Photographer Say when you're weeding the garden, you sometimes come across a weed that strikes you as being beautiful, don't you? But if you allow it to live, in two or three years time it will have crossed a line and become a nuisance, so you disown and eliminate it. And that makes you feel good. You can stake out your territory, but if you relax your guard, before you know it, you've been invaded and eventually have nowhere that you can call your own.

Biologist Yes, plants can be frightening.
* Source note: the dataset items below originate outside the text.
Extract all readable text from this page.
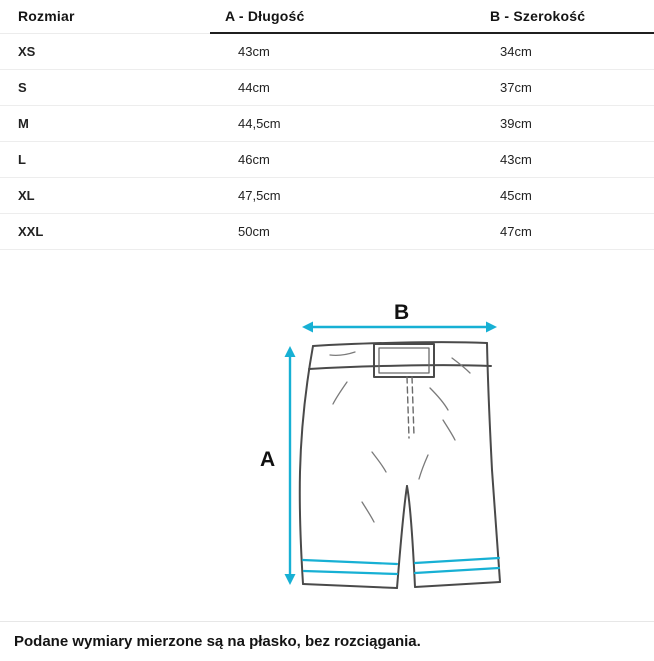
Rozmiar	A - Długość	B - Szerokość
XS	43cm	34cm
S	44cm	37cm
M	44,5cm	39cm
L	46cm	43cm
XL	47,5cm	45cm
XXL	50cm	47cm
B
A
Podane wymiary mierzone są na płasko, bez rozciągania.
Designer Gardens are symbolic, aren't they? They're like a kind of border between nature and the man-made world. People make their gardens with a specific plan in mind, but nature doesn't play along, and is always trying to impose itself. However, when human endeavor gets too much of an upper hand, the result is usually tasteless, so you give in and leave it to nature, but when you do, plants show no mercy whatsoever. And the garden is that battleground. It’s amazing that traditional Japanese gardens last for so long. Pine trees grow as a matter of course, so are changing all the time, and if the intentions of the person who first made the garden are not understood by succeeding generations, or they don't have the will to go on maintaining it, you'll never see a garden last more than 100 years. That battle is the point of the garden. I think it's the signs of that 100-year struggle between nature and man that people are impressed by.

Biologist Designer used the word “chaos” just now, but I think the chaos you were referring would be phrased as “random” in science. "Chaos" lies between "random" and "harmony". I think that chaos is a battleground, a place of autopoiesis, creating form at your water’s edge through the endless lapping of waves.

Designer And that’s always beautiful. I see nature as something that wells up, so we have lava and iguanas welling up under the force of chaos. There are of course other forces at work suppressing them, and it's that balance that gives natures its tension. There’s tension in gardens too. When you think about it, human thought is also a part of nature, so maybe the garden is a good metaphor for our relationship with nature. I’m really happy when I feel that my involvement with nature has breathed new life into it. When you have forces driving the welling up of nature pitched against forces trying to suppress that welling up, the result is tension. And I feel Galapagos is probably a great example of that tension.